1. Technical Field
The present invention relates generally to digital filters, and more particularly to a method for detecting and monitoring atmospheric gases, such as gases emitted from smoke stacks or tail pipes, through use of a gas sensor and a digital filter constructed to correlate only with the spectrum of the gas of interest to yield the density of the gas.
2. Discussion
The detection and measurement of trace gases is often essential in order to adhere to environmental standards and regulations, or process control standards. As a result, there is a need by civilian and government agencies for a technique of passively detecting and measuring trace gases in a plume using target plume sensors. The sensors may be as close to an emissions source as the base of a smoke stack, or as far away as on an orbiting satellite.
One problem associated with detecting and measuring trace gases is that the spectral signal of interest associated with the trace gas is typically a small part of the overall signal measured by the sensor.

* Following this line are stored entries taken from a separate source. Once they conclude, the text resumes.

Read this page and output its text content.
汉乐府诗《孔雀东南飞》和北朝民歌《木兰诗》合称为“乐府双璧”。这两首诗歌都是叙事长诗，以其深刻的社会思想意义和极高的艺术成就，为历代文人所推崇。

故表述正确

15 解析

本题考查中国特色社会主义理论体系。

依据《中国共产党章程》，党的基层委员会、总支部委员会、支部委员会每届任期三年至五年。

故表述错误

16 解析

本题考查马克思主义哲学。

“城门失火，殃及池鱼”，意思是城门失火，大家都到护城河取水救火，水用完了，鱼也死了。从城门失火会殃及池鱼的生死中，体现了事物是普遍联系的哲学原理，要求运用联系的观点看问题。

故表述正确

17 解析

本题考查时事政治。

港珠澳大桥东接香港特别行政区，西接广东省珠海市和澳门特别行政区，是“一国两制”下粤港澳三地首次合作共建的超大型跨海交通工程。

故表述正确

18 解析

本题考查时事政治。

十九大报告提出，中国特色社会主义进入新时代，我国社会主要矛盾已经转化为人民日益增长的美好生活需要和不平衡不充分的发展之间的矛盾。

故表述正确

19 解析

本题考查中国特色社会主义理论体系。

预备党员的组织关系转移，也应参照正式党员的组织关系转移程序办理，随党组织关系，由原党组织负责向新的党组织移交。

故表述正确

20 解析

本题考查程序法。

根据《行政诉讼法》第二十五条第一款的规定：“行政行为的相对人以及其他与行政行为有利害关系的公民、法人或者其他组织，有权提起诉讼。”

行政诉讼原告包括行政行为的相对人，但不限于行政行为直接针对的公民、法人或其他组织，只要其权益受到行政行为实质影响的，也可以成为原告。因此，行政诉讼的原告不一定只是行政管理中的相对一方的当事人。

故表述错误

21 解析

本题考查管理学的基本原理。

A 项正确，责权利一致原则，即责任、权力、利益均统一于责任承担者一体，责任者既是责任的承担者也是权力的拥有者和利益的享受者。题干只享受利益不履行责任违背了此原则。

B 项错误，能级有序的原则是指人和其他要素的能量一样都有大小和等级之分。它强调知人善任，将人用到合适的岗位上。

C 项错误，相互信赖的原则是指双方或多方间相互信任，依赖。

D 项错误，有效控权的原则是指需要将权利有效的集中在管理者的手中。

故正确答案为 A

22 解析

It is often difficult for a basic correlation filter to detect this small target signal unless the background component of the measured spectrum is removed.
Several conventional spectral measurement techniques exist. One technique, known as two spectrum differencing, involves measuring a scene and subtracting the background spectrum from the target spectrum. However, the two pixel differencing does not eliminate spectrally correlated background features in a target spectrum, therefore leading to large errors in gas amount quantification, and leaving a large residual which masks the desired signal.

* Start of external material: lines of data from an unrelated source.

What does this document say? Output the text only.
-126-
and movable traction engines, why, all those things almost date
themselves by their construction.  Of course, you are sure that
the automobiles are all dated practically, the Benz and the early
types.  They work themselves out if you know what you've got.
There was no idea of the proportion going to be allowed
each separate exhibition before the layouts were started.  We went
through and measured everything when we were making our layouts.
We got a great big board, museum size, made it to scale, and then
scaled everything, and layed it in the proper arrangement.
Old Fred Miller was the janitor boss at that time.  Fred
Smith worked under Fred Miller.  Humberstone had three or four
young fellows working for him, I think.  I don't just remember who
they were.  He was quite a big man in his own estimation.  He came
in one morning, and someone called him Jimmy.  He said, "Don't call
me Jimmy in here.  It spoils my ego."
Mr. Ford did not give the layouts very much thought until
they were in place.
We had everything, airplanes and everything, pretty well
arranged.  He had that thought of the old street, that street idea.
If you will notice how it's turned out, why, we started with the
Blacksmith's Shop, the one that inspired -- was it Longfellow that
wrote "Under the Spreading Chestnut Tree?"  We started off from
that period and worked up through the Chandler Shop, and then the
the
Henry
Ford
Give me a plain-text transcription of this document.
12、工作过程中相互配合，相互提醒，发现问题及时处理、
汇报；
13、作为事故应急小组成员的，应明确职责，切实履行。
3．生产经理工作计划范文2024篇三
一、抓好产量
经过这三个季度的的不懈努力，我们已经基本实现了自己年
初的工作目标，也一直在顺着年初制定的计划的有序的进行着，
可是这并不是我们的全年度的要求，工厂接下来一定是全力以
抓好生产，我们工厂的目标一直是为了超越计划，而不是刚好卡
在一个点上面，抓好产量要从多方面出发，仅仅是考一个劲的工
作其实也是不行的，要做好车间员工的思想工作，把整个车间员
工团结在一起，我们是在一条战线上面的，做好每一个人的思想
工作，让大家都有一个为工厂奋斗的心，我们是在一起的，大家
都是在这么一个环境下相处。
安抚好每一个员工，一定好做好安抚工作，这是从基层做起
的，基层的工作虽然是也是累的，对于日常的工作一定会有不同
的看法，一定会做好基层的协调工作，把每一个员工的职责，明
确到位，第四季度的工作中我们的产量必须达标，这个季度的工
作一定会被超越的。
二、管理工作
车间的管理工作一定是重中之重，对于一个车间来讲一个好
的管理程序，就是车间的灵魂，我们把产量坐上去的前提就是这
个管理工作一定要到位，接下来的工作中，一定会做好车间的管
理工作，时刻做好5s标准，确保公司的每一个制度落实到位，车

A second technique, known as model matching, takes a spectral measurement and generates a complex numerical model of the spectrum. The technique then adjusts model parameters until a spectral match is found. However, model matching techniques typically require long, complex computer runs that require a large amount of operator involvement to adjust the model parameters.
A third known technique is known as an orthogonal background suppression (OBS) technique. OBS techniques are used to measure the column density/thermal radiance contrast product of a gas plume using a passive thermal/infrared emission spectrometer. Column density refers to the number of molecules per unit area seen by the sensor, while thermal radiance contrast is the difference between the radiance of the scene behind a plume, and a Planck function generated with the temperature of the plume. Such a technique facilitates target signal detection in the presence of low signal to spectral clutter ratio. OBS techniques are based upon the assumption that background spectral clutter can be assumed to be a linear combination of background spectra taken with no target gas in the field of view. Such a technique finds the proper combination of background scene components and removes the components completely from the target spectrum, thereby leaving only the spectrum of the gas of interest, along with associated random noise.
One advantage of the OBS technique is that an optimal linear filter associated with the technique is able to suppress a large background component of a measurement, while yielding the column density thermal radiance contrast product (DCP) of a gas plume in the atmosphere. However, while present OBS techniques exhibit certain desirable results, the techniques are limited in effectiveness in that the techniques cannot separate the column density measurement from the thermal radiance contrast measurement.
Therefore, there is a need for an OBS based technique of passively detecting and measuring trace gases and a gas plume that allows the value of plume column density to be separated from the thermal radiance contrast.